God continued to show God’s love for humanity. God sent Jesus to live among us, to share God’s love with us, to remind us how God wants us to live with each other. We are sinners and yet God continues to love us. It is through God’s grace that we are able to rise above our sinfulness. God’s endless grace.
Lent is an important, though neglected season for most Protestant Christians. When I was growing up, it was a season for Catholics who gave up meat for the six and a half weeks of Lent. I thought it strange. Had I had an adult vocabulary, I would have said “quaint.” More and more Protestants are reclaiming this season. We are beginning to understand that without an understanding of the depth and breadth of our own sinful natures, we cannot fully appreciate the gift of God’s grace and love and our salvation through Jesus Christ. You see, if we believe that we are basically good people, then we deserve God’s love. It is only through understanding our undeserving that we can be overwhelmed by God’s grace.

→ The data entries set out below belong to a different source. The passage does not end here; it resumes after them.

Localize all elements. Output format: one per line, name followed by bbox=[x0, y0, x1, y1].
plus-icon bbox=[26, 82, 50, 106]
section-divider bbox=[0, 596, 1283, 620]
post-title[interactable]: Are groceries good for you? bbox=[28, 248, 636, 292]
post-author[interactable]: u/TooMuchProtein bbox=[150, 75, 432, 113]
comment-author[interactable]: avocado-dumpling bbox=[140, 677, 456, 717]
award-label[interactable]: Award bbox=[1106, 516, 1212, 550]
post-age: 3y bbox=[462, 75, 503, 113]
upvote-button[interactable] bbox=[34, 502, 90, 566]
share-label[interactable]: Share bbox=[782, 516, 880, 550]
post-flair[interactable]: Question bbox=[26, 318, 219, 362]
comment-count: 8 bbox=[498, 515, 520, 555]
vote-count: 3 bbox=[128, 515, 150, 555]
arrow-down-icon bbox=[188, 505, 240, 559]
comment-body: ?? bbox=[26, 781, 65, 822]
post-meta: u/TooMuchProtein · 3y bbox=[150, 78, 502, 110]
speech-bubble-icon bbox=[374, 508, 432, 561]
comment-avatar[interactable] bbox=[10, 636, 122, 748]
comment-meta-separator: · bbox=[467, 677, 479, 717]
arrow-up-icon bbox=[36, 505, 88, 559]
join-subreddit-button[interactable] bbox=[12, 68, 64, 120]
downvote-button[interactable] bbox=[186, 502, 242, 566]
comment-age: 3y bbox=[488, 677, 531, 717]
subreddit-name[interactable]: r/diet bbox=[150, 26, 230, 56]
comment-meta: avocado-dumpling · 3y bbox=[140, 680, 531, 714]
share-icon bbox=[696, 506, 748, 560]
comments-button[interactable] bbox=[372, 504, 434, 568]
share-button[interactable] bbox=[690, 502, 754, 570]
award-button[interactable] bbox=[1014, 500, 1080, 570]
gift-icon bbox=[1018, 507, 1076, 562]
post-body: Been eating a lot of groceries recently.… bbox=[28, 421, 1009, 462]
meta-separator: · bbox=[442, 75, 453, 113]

It is only through God’s grace and love that we can escape the bonds of sin. In our sinfulness, we are like addicts. Like those who begin AA or related programs, we must first admit our helplessness before our addiction, our sin. Then we can begin to see how God’s grace and love works through us and through others.
The band U2 and its members are psalmists and prophets, I believe. Their work echoes the laments of the psalms: their cries at injustice, their cries of “how long?” echo the cries of the psalmist. They are also prophets: they point to the injustices of our world; to the hypocrisy of the religious who look to their comfort first. U2 and Bono have opened the eyes of the leaders of the world to the plight of Africa: to the hunger and illness there. They have opened the eyes of ordinary people to God’s love and grace. They have chosen to open their lives and struggles to follow Christ to the eyes of the world. They have chosen to struggle honestly with where God is, with their questions, with their faith and with their lives and to show us how they attempt to live as authentic Christians. May we, in this season of Lent, take seriously our own lives as authentic Christians, through God’s love and grace. Amen.